The court will issue a summons when the complaint is filed. The summons, complaint, and Notice to Plaintiff and Defendant must be served on all defendants within 45 days of the complaint filing date or the lawsuit will be dismissed. The plaintiff must provide copies of all documents filed with the court to the other party.
The defendant must file a written answer with the court within 20 calendar days of service and mail it to the plaintiff. The defendant will be required to pay a filing fee when filing an answer. If the defendant cannot afford the filing fee, the defendant can ask the clerk for a fee waiver/deferral application. http://www.azcourts.gov/courtfilingfees

If the defendant fails to file an answer or otherwise respond within 20 days of service, the plaintiff must initiate default proceedings as described in Rule 140 of the Justice Court Rules of Civil Procedure.
A counterclaim states that the plaintiff owes something to the defendant. The defendant must file a counterclaim against the plaintiff within 20 calendar days of service and mail it to the plaintiff. If the counterclaim is for more than $3,500, the court must transfer the case to the civil division of the justice court. A counterclaim that is more than $10,000 will result in a transfer of the case to the superior court.
Before the Hearing
Either party can transfer the case to the civil division of the justice court if either party wants an attorney, a jury, or right to appeal. This request must be made at least 10 business days before the hearing. If a party wants to reschedule the hearing, the party may file a request at least 15 calendar days before the hearing. The request must include a good reason for rescheduling and, if possible, provide supporting documentation. If a party objects to having a hearing officer conduct the hearing, the matter will be referred to the justice of the peace. This objection must be made at least 15 days before the hearing date. A party can request to appear by phone at least 15 calendar days before the hearing and should include any exhibits with the request. If a party requests an interpreter or special accommodations, they must notify the court at least 15 calendar days before the court date. The court can refer the case to a mediator or an arbitrator before the hearing.
The Hearing
When the defendant files an answer, the clerk will set the case for a hearing within 60 days. All parties will receive notice from the court and must appear at the scheduled hearing. Any party who does not appear at the hearing risks having an appropriate judgment entered against them. If the plaintiff appears but the defendant does not, the court will consider plaintiff's evidence and, if supported by the evidence, the court may award judgment for the plaintiff. If the plaintiff fails to appear, but the defendant appears, the court may dismiss the lawsuit with or without prejudice, or it may award judgment for the defendant. If both parties fail to appear at the hearing, the court will dismiss the complaint and any counterclaims without prejudice, meaning the claims may be refiled.
Evidence and Testimony
Formal rules of evidence do not apply. At the hearing, the justice of the peace or hearing officer will ask questions and permit the parties to ask questions of each other and witnesses.
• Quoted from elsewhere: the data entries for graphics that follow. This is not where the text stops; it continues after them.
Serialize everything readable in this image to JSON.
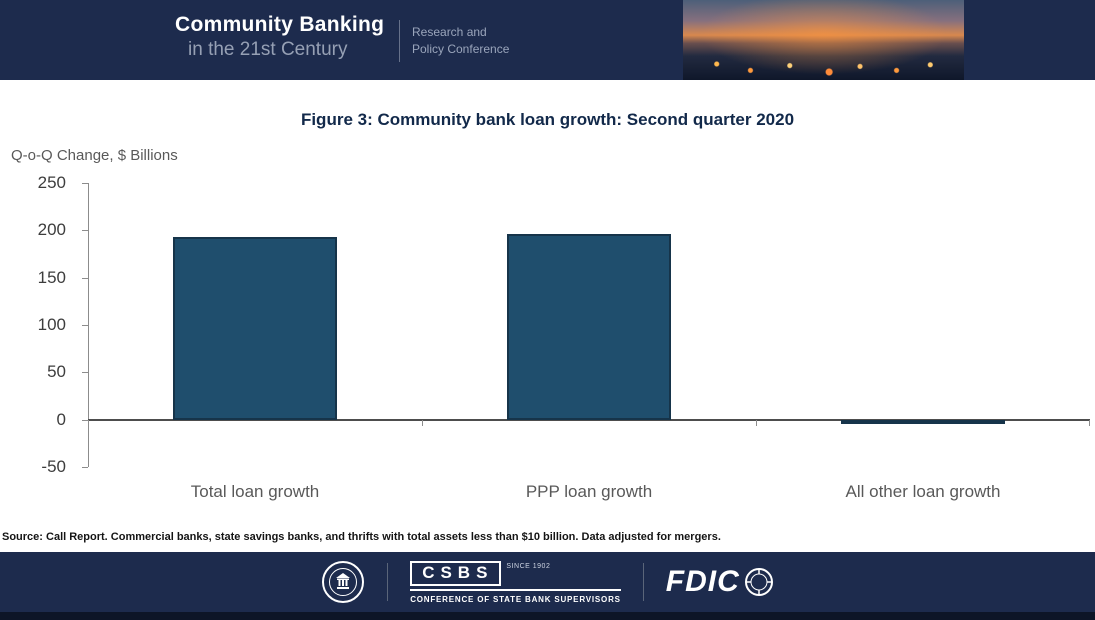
{
  "header": {
    "brand_line1": "Community Banking",
    "brand_line2": "in the 21st Century",
    "conference_line1": "Research and",
    "conference_line2": "Policy Conference"
  },
  "chart_data": {
    "type": "bar",
    "title": "Figure 3: Community bank loan growth: Second quarter 2020",
    "ylabel": "Q-o-Q Change, $ Billions",
    "xlabel": "",
    "categories": [
      "Total loan growth",
      "PPP loan growth",
      "All other loan growth"
    ],
    "values": [
      193,
      196,
      -5
    ],
    "ylim": [
      -50,
      250
    ],
    "yticks": [
      250,
      200,
      150,
      100,
      50,
      0,
      -50
    ],
    "bar_color": "#1F4E6D",
    "bar_border_color": "#16344A",
    "grid": false,
    "legend": "none"
  },
  "source_note": "Source: Call Report. Commercial banks, state savings banks, and thrifts with total assets less than $10 billion. Data adjusted for mergers.",
  "footer": {
    "csbs": "CSBS",
    "csbs_since": "SINCE 1902",
    "csbs_name": "CONFERENCE OF STATE BANK SUPERVISORS",
    "fdic": "FDIC"
  },
  "colors": {
    "header_bg": "#1D2B4D",
    "footer_bg": "#1D2B4D",
    "title_navy": "#12294A"
  }
}
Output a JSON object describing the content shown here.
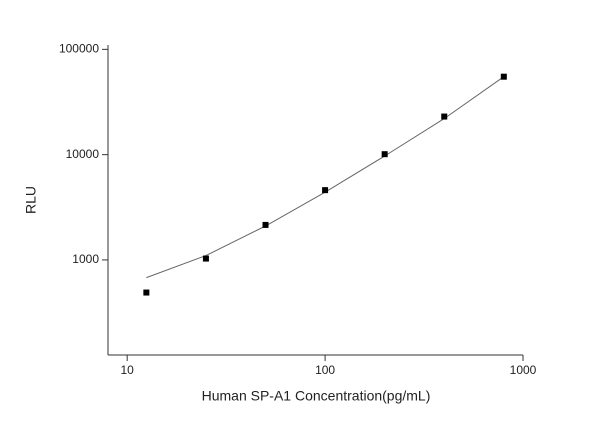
{
  "chart_data": {
    "type": "scatter",
    "x_label": "Human SP-A1 Concentration(pg/mL)",
    "y_label": "RLU",
    "log_x": true,
    "log_y": true,
    "xlim": [
      8,
      1000
    ],
    "ylim": [
      125,
      110000
    ],
    "xticks": [
      10,
      100,
      1000
    ],
    "yticks": [
      1000,
      10000,
      100000
    ],
    "points": {
      "color": "#000000",
      "x": [
        12.5,
        25,
        50,
        100,
        200,
        400,
        800
      ],
      "y": [
        490,
        1030,
        2150,
        4600,
        10100,
        23000,
        55000
      ]
    },
    "curve": {
      "color": "#666666",
      "x": [
        12.5,
        25,
        50,
        100,
        200,
        400,
        800
      ],
      "y": [
        680,
        1100,
        2100,
        4400,
        9700,
        22000,
        55000
      ]
    }
  }
}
A judgment may be entered at the end of the hearing or in writing within 10 calendar days. Small claims judgments cannot be appealed. But there are a number of reasons a party can file a motion to vacate a judgment. A party can be represented by an attorney for a motion to vacate a judgment. A judgment can be collected by garnishment or writ of execution. A party can be represented by an attorney in collection proceedings.
A plaintiff can dismiss their lawsuit in writing prior to the hearing if the defendant has not filed an answer or counterclaim. The parties can also agree to dismiss a case. If the lawsuit settles before the hearing date, the plaintiff must notify the court by filing a notice of settlement.